When you contribute your ideas and thoughts at ItsMILife.com, you are putting your work out on the Internet for the entire world to see. It’s important that you adhere to a few simple rules. But it’s also important that you use common sense, respect others on the site and, above all, have fun!

What is acceptable

There are a lot of ways you can contribute and be a part of this community. They include:

Become a blogger: You can create your own blog posts, including links to photos, videos and other sites. This allows you a voice in the community. One important way to use that voice is to start a “conversation” with others. That means you write about things that will encourage other users to comment and contribute, link back, and create meaningful dialogue for the others othe site.
Ask a question: Do you have a question about high school, college, careers? Sports, extra curricular activities or standardized tests? ItsMILife users can ask and answer questions, post them in groups and tag them based on content.
Answer questions : If you are a registered ItsMILife user you are invited to answer questions posed by others on the site. We encourage this! Please feel free to link to content that helps support your answers. If you want to know more about linking, we provide a tutorial on how to link effectively.
Comment: You can comment on others’ blog posts. We want this, and encourage this.
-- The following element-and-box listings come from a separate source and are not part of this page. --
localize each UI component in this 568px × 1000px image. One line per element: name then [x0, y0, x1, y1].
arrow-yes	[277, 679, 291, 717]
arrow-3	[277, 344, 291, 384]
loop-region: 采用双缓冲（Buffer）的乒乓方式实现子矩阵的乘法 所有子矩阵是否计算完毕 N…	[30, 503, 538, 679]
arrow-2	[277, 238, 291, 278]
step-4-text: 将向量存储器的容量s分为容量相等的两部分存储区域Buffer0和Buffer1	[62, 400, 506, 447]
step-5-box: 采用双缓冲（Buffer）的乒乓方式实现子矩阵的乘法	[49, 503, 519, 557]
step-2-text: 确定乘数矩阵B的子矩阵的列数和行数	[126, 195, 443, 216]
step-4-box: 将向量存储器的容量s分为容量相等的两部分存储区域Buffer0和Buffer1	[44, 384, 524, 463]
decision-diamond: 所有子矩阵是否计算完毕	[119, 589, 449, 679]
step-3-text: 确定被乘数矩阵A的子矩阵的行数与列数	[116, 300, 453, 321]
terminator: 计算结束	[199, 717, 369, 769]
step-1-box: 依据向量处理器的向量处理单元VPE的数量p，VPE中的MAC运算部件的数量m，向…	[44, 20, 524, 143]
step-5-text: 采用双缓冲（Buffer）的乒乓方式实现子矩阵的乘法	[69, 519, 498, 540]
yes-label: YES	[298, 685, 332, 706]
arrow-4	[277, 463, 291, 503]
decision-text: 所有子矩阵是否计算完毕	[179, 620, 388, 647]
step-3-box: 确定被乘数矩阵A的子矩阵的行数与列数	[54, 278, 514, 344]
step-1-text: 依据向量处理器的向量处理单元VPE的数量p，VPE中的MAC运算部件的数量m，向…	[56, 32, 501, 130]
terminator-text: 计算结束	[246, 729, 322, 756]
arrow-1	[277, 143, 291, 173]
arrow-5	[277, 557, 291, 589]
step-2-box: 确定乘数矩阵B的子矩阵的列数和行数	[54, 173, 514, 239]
Remember to be respectful!
Join a group: We have created “groups” at ItsMILife so that members can “gather” with others who share their interests or goals. The initial groups center around colleges and universities. But if you have a group you would like to suggest, please let us know.

What’s not acceptable

ItsMILife is a site by, for and about you, the users. So please help us police it for unacceptable content, and maintain standards for your own posts. Here are the kinds of content we consider unacceptable:

  • Blog posts, questions, answers or comments that are used to abuse or harass another person.
  • Defamatory statements that are knowingly false or mispresent another person.
  • Violates copyright: Copyright is the “seal” someone puts on their own creative works, whether it’s a body of text, a photo, a graphic or a video. There are a number of places on the Internet where people share their work. YouTube, for example, encourages sharing of much of its work by providing an “embed” code. You can even have YouTube videos appear on your own sites, or this one. Flickr and other photo sites have some photos available for sharing. And there is a lot of content that now carries something called the Creative Commons license, which means you can copy and use the content under some circumstances. But it’s a violation of law to copy someone’s work without crediting that person. And it’s just good Internet manners to credit and link to the work of others.